LONDON (Reuters) - Pharmaceutical group Shire (SHP.L), which bought haemophilia specialist Baxalta last year, reported a better-than-expected 14 percent rise in first-quarter earnings, helped by cost savings and higher sales of its rare disease drugs.
Shares in the London-listed company jumped 3 percent to the top of the FTSE 100 index on Tuesday as analysts said its cost controls had helped it beat forecasts by around 9 percent.
Chief Executive Flemming Ornskov said the year had started strongly, with growth across its portfolio from rare disease medicines to hyperactivity drugs, including blockbuster Vyvanse, which is still growing 11 years after launch.
He said the integration of Baxalta, which aims to achieve at least $700 million in cost savings by the third year, was ahead of schedule, although some of the progress on margins in the quarter were down to one-off benefits from the deal.
“(But) we are beginning to see some sustainable cost improvements being generated,” he said.
Shire reported non-GAAP diluted earnings per ADS of $3.63, beating analyst forecasts of $3.27, according to Thomson Reuters I/B/E/S. Product sales, which were boosted by the Baxalta deal, surged 110 percent to $3.4 billion.
The company reiterated its full-year forecast given in February for product sales to rise to $14.5 billion-14.8 billion this year and earnings per share to increase to $14.60-$15.20.
Deutsche Bank, which has a “buy” recommendation on Shire, said the results had reassured investors.

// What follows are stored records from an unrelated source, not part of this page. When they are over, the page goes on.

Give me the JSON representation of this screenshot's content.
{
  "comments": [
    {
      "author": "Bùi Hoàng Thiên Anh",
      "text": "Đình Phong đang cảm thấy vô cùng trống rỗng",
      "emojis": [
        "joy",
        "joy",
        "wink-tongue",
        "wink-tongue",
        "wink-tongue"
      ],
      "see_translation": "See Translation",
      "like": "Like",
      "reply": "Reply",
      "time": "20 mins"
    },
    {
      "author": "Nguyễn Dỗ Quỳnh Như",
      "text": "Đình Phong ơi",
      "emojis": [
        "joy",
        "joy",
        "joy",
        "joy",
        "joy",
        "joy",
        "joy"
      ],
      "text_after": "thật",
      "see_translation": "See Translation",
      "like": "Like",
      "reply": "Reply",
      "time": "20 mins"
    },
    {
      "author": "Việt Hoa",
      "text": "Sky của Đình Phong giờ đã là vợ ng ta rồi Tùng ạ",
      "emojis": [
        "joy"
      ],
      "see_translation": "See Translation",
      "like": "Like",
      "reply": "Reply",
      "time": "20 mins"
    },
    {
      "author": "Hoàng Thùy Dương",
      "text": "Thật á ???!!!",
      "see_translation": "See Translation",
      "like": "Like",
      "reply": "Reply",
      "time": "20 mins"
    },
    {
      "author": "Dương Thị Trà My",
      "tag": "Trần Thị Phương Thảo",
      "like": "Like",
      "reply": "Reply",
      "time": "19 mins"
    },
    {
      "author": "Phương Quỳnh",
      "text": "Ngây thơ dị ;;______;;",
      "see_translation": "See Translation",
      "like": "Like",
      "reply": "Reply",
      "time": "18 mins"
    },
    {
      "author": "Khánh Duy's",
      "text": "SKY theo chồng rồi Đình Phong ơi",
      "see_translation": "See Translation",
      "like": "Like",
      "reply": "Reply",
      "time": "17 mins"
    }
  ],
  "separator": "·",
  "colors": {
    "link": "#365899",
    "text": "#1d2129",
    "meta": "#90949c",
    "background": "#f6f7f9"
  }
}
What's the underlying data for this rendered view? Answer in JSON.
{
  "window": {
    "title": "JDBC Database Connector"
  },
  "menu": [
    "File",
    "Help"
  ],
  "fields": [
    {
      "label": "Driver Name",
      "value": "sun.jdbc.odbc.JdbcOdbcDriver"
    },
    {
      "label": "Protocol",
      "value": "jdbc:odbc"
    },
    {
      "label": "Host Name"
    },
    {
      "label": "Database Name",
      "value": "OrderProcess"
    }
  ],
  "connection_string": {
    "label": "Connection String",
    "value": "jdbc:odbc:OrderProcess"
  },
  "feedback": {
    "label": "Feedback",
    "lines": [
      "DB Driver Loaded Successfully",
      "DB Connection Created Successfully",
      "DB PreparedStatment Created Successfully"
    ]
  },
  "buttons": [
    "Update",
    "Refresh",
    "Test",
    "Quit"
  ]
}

“Although guidance was only reiterated, this performance is encouraging given that the market expected a soft start to the year and Baxalta pro forma growth of 8 percent was solid,” it said.
Shire is awaiting a decision from the U.S. regulator on its new long-acting hyperactivity drug.
“If approved we are very excited by the possibility of further expanding our leadership position in ADHD in the United States,” Ornskov said.
Investors are also expecting the results of a clinical trial, due this quarter, of its new medicine to treat hereditary angioedema, a drug that analysts say could reach peak annual sales of around $2 billion.
Shire’s shares have been trading at a steep discount to analysts’ forward growth forecasts, analysts at Jefferies have said, in part due to concerns about competition in the haemophilia market, including the threat from a new investigational medicine being developed by Roche. Renewed political focus in the United States on drug prices has also hurt the share price.